Эмилий был слишком чувствителен к переменам природы: тревожился перед бурей, во время хорошей погоды был веселее, метался, когда на дворе выл страшный ветер и бушевала вьюга. Зима составляла для Эмилия самый трудный период времени. Летом он любил жить более на открытом воздухе, смеялся и прыгал, как зверь, когда его выводили из комнат. Старик Антоний и младший его помощник обыкновенно выходили вместе с глухонемым в парк и там в уединенном месте, под тенью и среди цветов, просиживали с ним целые дни. Заглядевшись на небо, следя глазами за облаками и улыбаясь им, Эмилий забывал все, и в такое время трудно было опять заманить его домой, особенно, если он дожидался восхода луны, так как с особенною страстью следил за нею по небу, сердился на тучи, заслонявшие ее… рвался к ней и протягивал руки…
Вот в каком состоянии находится старший член семейства Карлинских! Теперь легко понять, каким трауром покрывал он весь дом, где болезнь и увечье несчастного служили для всех предметом вечных забот и огорчений.
* * *
Когда в Карлине со всей заботливостью ухаживали за больной, пораженной вчерашним впечатлением, в это же время Алексей спешил в Жербы и сидел на своей бричке в глубокой задумчивости, досадуя на себя за то, что решился прервать однообразный ход своих занятий, с которыми желал сродниться навсегда, и недовольный сегодняшним визитом, подобно необыкновенному сну, неотвязно бродившему еще в голове его. Он только взглянул в другой свет и опять увидел себя ниже прежнего… Достаток Карлинских дал ему понять собственную бедность, их общественное положение еще резче показало, как он ничтожен. Гордость запрещала бедному шляхтичу брататься с Юлианом, а между тем сердце так сильно влекло к нему… Алексею стало грустно… так грустно, как не бывало никогда в жизни. Все желания молодости, подавленные трудами и силой воли, вдруг подняли крикливые голоса свои… Но вот Жербы, соломенная крыша, вот тяжкая действительность!.. Алексей встрепенулся, возмужал, вспомнил о своих обязанностях и успокоился.

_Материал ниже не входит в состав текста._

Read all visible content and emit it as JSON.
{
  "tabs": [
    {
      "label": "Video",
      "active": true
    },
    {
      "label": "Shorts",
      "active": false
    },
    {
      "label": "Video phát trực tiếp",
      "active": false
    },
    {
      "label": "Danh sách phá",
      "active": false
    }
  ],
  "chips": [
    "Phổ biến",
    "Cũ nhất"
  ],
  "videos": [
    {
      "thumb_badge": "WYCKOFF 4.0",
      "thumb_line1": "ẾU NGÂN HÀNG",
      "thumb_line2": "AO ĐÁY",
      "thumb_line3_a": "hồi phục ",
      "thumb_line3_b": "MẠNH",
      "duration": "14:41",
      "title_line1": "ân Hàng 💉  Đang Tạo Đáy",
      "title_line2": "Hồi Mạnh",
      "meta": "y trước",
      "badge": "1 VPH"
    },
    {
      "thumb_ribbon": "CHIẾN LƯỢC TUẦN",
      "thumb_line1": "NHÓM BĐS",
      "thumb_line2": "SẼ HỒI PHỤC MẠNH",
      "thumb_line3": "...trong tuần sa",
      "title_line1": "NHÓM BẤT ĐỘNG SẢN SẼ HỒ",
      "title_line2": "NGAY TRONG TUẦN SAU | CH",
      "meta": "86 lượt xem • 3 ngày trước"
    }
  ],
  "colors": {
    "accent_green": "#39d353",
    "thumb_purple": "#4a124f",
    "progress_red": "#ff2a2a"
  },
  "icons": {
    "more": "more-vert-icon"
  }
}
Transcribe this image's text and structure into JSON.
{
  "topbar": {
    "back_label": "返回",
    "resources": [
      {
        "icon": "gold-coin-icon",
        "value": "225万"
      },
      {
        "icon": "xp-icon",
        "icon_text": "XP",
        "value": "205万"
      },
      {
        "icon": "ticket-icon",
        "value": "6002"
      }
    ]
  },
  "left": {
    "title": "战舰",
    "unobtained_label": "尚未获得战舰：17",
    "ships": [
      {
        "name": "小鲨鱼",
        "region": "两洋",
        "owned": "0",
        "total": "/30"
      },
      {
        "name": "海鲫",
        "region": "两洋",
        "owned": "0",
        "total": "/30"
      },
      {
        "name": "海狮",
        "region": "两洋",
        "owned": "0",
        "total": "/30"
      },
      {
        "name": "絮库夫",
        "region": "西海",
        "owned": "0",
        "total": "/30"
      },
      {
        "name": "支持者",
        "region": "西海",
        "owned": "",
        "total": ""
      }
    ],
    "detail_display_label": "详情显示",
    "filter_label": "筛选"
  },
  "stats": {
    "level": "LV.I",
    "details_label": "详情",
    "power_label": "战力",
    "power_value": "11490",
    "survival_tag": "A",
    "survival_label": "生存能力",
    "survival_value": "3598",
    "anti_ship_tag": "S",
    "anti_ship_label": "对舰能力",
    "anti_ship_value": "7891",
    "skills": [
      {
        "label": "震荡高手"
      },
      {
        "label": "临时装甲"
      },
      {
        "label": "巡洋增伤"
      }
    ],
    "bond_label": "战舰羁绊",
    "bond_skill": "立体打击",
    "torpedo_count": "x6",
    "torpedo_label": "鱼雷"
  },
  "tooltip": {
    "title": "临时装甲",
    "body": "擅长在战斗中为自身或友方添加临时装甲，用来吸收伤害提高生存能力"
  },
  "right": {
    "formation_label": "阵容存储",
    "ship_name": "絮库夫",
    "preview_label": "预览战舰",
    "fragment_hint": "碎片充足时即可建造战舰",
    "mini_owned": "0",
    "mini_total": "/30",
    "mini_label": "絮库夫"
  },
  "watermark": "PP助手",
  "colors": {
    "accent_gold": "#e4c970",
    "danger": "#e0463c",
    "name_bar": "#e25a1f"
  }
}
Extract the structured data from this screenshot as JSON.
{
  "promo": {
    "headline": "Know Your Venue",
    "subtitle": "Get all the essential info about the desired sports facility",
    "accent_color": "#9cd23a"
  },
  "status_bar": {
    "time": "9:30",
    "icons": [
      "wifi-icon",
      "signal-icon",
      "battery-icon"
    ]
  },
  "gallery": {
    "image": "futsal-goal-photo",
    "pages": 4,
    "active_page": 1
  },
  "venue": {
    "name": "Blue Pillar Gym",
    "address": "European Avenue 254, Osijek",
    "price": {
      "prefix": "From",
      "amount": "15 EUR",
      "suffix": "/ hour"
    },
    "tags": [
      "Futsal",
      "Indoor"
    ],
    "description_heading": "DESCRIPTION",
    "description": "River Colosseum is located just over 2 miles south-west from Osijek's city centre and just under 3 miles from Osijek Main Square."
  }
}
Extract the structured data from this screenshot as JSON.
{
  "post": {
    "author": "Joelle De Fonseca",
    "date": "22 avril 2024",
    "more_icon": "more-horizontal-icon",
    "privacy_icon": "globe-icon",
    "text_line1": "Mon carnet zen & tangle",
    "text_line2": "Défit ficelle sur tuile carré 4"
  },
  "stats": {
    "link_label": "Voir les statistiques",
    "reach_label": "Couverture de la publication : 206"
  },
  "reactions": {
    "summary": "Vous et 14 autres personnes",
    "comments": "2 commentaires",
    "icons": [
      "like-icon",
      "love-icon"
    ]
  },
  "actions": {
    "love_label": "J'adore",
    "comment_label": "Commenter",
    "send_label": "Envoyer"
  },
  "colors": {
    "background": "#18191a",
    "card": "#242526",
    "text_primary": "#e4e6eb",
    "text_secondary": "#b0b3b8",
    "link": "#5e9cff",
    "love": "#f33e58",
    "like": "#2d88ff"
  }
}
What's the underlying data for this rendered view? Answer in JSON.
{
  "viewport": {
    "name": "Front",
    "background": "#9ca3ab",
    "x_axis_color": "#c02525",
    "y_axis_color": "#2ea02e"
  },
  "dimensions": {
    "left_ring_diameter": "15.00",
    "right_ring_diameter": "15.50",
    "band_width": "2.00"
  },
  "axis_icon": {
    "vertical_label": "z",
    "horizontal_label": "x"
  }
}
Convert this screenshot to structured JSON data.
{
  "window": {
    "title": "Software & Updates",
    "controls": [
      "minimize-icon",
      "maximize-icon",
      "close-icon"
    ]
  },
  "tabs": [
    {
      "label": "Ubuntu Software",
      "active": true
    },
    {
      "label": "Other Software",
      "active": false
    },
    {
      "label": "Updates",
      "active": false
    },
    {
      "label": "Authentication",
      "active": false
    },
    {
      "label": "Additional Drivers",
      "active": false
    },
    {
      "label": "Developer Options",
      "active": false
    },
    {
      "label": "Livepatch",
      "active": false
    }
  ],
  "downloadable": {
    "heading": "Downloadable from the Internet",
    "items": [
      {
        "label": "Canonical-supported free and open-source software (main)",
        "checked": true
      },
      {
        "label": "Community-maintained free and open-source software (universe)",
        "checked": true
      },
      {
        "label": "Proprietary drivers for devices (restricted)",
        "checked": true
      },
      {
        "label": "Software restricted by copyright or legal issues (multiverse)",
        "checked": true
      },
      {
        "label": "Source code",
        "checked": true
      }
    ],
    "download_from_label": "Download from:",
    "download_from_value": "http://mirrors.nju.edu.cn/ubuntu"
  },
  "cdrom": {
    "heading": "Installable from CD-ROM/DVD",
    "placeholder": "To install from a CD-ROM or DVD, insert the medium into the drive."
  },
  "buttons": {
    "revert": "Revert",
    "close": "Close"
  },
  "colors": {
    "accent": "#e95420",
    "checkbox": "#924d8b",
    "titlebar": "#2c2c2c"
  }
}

Пустое, по-видимому, обстоятельство также содействовало пробуждению Алексея от описанной мечтательности. Ехавший с ним Парфен, по мере приближения к дому веселел, улыбался и поминутно говорил с самим собою, не имея сил скрыть чувств своих, так что успел развлечь и своего пана. Он жил с Алексеем на степени приличной короткости, пан никогда не запрещал ему быть человеком и громко выражать свои мысли. Потому, увидя Жербы и погнав скорее лошадок, Парфен, против воли, дал Дробицкому наставление, высказывая свое мнение о Карлине.